Noorca juga menyoroti soal tokoh anonim atau tanpa nama, kecuali hanya disebut Sang Tokoh. Menurut Noorca yang juga novelis, mencari nama untuk tokoh fiksi memang cukup sulit karena selalu dikaitkan dengan kulturnya. Ada nama-nama yang diidentikan sebagai nama orang Sunda, orang Jawa, orang Batak, orang Menado dan sebagainya.

“Akhirnya banyak novelis yang memilih menggunakan nama tokoh dengan sebutan Tokoh Kita, atau Sang Tokoh seperti dalam novel Wina Armada sehingga tidak memiliki identitas kultural. Hal ini diawali oleh Iwan Simatupang, yang menggunakan Tokoh Kita dalam novel Ziarah dan Merahnya Merah,”  terang Noorca.

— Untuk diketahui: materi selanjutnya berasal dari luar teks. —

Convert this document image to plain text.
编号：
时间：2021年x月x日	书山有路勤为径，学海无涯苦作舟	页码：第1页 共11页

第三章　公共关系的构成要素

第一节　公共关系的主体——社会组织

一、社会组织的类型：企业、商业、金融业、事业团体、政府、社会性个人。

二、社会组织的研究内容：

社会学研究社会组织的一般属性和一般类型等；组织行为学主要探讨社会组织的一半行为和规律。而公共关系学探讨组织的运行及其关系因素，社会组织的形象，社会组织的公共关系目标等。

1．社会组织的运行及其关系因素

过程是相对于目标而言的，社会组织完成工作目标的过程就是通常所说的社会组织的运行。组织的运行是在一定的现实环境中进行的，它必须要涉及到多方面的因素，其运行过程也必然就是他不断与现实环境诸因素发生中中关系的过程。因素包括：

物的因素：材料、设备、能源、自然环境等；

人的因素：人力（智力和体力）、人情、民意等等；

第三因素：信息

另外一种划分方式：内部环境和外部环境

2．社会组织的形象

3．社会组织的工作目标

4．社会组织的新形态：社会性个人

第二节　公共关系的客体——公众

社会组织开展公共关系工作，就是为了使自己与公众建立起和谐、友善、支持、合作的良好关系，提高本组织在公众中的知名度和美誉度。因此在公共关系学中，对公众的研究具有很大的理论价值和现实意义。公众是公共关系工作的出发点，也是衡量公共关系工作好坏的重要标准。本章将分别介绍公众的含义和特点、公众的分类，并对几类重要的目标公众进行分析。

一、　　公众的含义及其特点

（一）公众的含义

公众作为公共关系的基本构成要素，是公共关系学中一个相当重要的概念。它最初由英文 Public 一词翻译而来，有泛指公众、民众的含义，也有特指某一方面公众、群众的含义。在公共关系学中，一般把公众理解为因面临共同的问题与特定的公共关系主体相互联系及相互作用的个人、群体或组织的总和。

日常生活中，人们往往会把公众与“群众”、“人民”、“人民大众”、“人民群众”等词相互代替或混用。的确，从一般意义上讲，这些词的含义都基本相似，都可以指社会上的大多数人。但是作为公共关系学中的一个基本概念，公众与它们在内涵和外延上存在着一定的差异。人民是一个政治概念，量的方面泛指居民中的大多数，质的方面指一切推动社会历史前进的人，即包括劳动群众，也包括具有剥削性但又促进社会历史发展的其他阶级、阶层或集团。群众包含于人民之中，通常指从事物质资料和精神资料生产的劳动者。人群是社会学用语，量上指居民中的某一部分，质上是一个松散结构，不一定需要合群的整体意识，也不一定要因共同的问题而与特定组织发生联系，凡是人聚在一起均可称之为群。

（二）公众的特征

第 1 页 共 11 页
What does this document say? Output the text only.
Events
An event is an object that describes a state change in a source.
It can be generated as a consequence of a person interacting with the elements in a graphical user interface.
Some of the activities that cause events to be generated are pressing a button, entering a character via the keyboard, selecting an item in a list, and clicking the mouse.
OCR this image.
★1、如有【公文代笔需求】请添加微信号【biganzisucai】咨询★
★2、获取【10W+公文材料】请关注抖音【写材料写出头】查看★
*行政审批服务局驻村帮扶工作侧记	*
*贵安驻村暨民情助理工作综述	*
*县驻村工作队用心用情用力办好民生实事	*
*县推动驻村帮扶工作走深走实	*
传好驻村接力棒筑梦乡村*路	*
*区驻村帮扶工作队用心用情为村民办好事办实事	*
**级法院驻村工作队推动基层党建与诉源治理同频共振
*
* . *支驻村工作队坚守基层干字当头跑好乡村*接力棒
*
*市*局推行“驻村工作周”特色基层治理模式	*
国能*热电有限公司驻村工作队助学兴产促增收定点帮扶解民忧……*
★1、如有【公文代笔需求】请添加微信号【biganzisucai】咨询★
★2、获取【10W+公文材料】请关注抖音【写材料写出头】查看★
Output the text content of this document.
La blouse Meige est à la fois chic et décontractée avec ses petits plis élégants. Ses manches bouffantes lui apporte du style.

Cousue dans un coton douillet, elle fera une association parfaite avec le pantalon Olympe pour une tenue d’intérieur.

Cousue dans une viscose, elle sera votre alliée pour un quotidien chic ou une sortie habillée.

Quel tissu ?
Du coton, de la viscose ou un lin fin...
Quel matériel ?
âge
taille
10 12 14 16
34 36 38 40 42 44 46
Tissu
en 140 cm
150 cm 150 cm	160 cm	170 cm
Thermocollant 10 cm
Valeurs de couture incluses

Sementara Narudin yang menjadi pembahas kedua mengungkap novel Sang Tokoh sesungguhnya ingin menunjukkan bagaimana manusia bisa menjadi lebih baik. Jika menggunakan ucapan William Shakespeare tentang gila, maka novel Wina Armada adalah gila yang mencengangkan.

“Terkait absurditas dalam novelnya, Wina telah membuat penanda  transendental sebagai antitesis terhadap anggapan umum yang menjauh dari kuasa Tuhan,” terang Narudin.

Setelah memberi penanda transedental, demikian Narudin, Wina merasa bebas untuk mengeksplorasi dan membenturkan antara yang nyata dan absurd, antara yang konkret dan yang abstrak. Wina solah-olah ingin menggiring pembaca pada isme tertentu sebagaimana Sutan Takdir Alisjahbana dalam novel Layar Terkembang (1936).

“Sebagai ahli hukum dan penyair sufi, Wina Armada mewarnai novelnya dengan ajaran yudisial dan kesufiannya. Tentu ada tujuan tertentu yang ingin disampaikan kepada pembacanya,” tambah Narudin.

Di akhir paparannya, Narudin menyimpulkan Sang Tokoh merupakan novel gaya baru dengan penanda transendetal dan isinya sesuai kapasitas penulisnya.

Acara peluncuran buku dan bedah novel juga dimeriahkan dengan pembacaan puisi Jeruji di Tubuh Laut oleh Doddi Ahmad Fauji, dan Pagar di Atas Perut Ibu (Suara Nelayan yang Terpinggirkan) karya Safri Naldi yang dibacakan penuh impresi oleh Ical Vrigar.